The red radish seed sneaks across the US border breathing Wa-hah-kan busses. Three days of sneaking. Guns. Dogs. Desert. Grown by two acres of latinos next to my garden, Nelida gives her saved seed... As she tore the plant out of the ground and shoved it into my trunk, I savored saving seed for the first time. Last winter, we de-shelled each of Nelida’s radish seed by hand and planted them in the spring. We ate radishes this year and behind me is next year’s Wa-hah-kan radish seed crop; it is heirloom, organic, open pollinated, and spicy. Now the seed waits to be gathered in, stored deep in the barn. How does plant life correlate to death? Embedded in the dying breath is next years life. The frozen death in Narnia becomes a thawed dance in Aslan’s sovereign paw, deeper magic from before the dawn of time.

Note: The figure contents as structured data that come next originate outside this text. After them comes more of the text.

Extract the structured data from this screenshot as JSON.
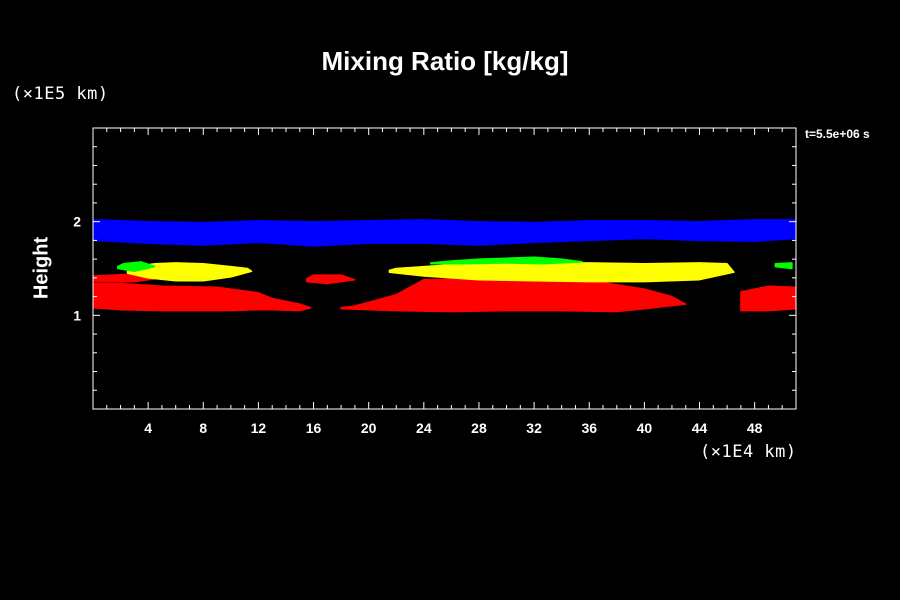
{
  "chart_data": {
    "type": "heatmap",
    "title": "Mixing Ratio [kg/kg]",
    "ylabel": "Height",
    "xlabel": "",
    "x_scale_note": "(×1E4 km)",
    "y_scale_note": "(×1E5 km)",
    "annotation": "t=5.5e+06 s",
    "xlim": [
      0,
      51
    ],
    "ylim": [
      0,
      3
    ],
    "x_ticks": [
      4,
      8,
      12,
      16,
      20,
      24,
      28,
      32,
      36,
      40,
      44,
      48
    ],
    "y_ticks": [
      1,
      2
    ],
    "grid": false,
    "background_color": "#000000",
    "layers": [
      {
        "color": "#ff0000",
        "regions": [
          {
            "x": [
              0,
              2,
              5,
              10,
              12,
              13,
              15,
              15.8,
              15,
              13,
              12,
              9,
              5,
              2,
              0
            ],
            "y": [
              1.08,
              1.06,
              1.05,
              1.05,
              1.06,
              1.06,
              1.05,
              1.08,
              1.12,
              1.18,
              1.24,
              1.3,
              1.31,
              1.34,
              1.34
            ]
          },
          {
            "x": [
              0,
              3,
              5,
              3,
              0
            ],
            "y": [
              1.36,
              1.36,
              1.4,
              1.44,
              1.42
            ]
          },
          {
            "x": [
              15.5,
              17,
              19,
              18,
              16,
              15.5
            ],
            "y": [
              1.36,
              1.34,
              1.38,
              1.43,
              1.43,
              1.39
            ]
          },
          {
            "x": [
              18,
              22,
              26,
              30,
              34,
              38,
              40,
              43,
              42,
              40,
              37,
              35,
              32,
              30,
              27,
              24,
              22,
              19,
              18
            ],
            "y": [
              1.07,
              1.05,
              1.04,
              1.05,
              1.05,
              1.04,
              1.07,
              1.12,
              1.2,
              1.28,
              1.35,
              1.4,
              1.42,
              1.41,
              1.39,
              1.38,
              1.22,
              1.1,
              1.08
            ]
          },
          {
            "x": [
              47,
              49,
              51,
              51,
              49,
              47
            ],
            "y": [
              1.05,
              1.05,
              1.07,
              1.3,
              1.31,
              1.25
            ]
          }
        ]
      },
      {
        "color": "#ffff00",
        "regions": [
          {
            "x": [
              2.5,
              4,
              6,
              8,
              10,
              11.5,
              11.2,
              10,
              8,
              6,
              4.5,
              3,
              2.5
            ],
            "y": [
              1.45,
              1.4,
              1.37,
              1.37,
              1.41,
              1.47,
              1.5,
              1.52,
              1.55,
              1.56,
              1.55,
              1.52,
              1.49
            ]
          },
          {
            "x": [
              21.5,
              24,
              28,
              32,
              36,
              40,
              44,
              46.5,
              46,
              44,
              40,
              36,
              32,
              28,
              24,
              22,
              21.5
            ],
            "y": [
              1.46,
              1.42,
              1.38,
              1.37,
              1.36,
              1.36,
              1.38,
              1.46,
              1.55,
              1.56,
              1.55,
              1.56,
              1.55,
              1.56,
              1.52,
              1.5,
              1.48
            ]
          }
        ]
      },
      {
        "color": "#00ff00",
        "regions": [
          {
            "x": [
              1.8,
              3,
              4.5,
              3.5,
              2.2,
              1.8
            ],
            "y": [
              1.5,
              1.47,
              1.52,
              1.57,
              1.55,
              1.52
            ]
          },
          {
            "x": [
              24.5,
              27,
              30,
              32.5,
              34,
              35.5,
              34,
              32,
              30,
              28,
              26,
              24.5
            ],
            "y": [
              1.55,
              1.55,
              1.56,
              1.55,
              1.56,
              1.57,
              1.6,
              1.62,
              1.61,
              1.6,
              1.58,
              1.56
            ]
          },
          {
            "x": [
              49.5,
              50.7,
              50.7,
              49.5
            ],
            "y": [
              1.52,
              1.5,
              1.56,
              1.55
            ]
          }
        ]
      },
      {
        "color": "#0000ff",
        "regions": [
          {
            "x": [
              0,
              4,
              8,
              12,
              16,
              20,
              24,
              28,
              32,
              36,
              40,
              44,
              48,
              51,
              51,
              48,
              44,
              40,
              36,
              32,
              28,
              24,
              20,
              16,
              12,
              8,
              4,
              0
            ],
            "y": [
              1.8,
              1.77,
              1.75,
              1.78,
              1.74,
              1.77,
              1.77,
              1.75,
              1.78,
              1.8,
              1.82,
              1.8,
              1.79,
              1.82,
              2.02,
              2.02,
              2.0,
              2.01,
              2.01,
              1.99,
              2.0,
              2.02,
              2.01,
              2.0,
              2.01,
              1.99,
              2.0,
              2.02
            ]
          }
        ]
      }
    ]
  }
}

Does our base hypostatic connection with being alive correlate to marital union? Marriage and offspring are the clearest shadow of the invisible community creator. Moral lessons are summed up in the living example of a healthy marriage. I used to justify monasticism; imagining living in a cave by a water fall with theological books. This quote by the Christ turned the tide: "Not everyone is mature enough to live a married life. It requires a certain aptitude and grace. Marriage isn't for everyone. Some, from birth seemingly, never give marriage a thought. Others never get asked—or accepted. And some decide not to get married for Kingdom reasons. But if you're capable of growing into the largeness of marriage, do it." I didn’t have to be a monk but could still draw from monasticism. The nuptial implications of humanities union with perfection did not contradict spiritual purpose. The man creates atmosphere so he can live in the woman. The woman agrees with the atmosphere and lets him in. Similarly the creator set in motion designs for climatic situations, in which we let the numinous spirit enter us and create life: new vision, tears of joy, relaxation, actively listening, laughter... we only do it for a few moments at first. The depth at which a couple can hold this poetry of life in their individual hands directly correlates to the health of their union and offspring.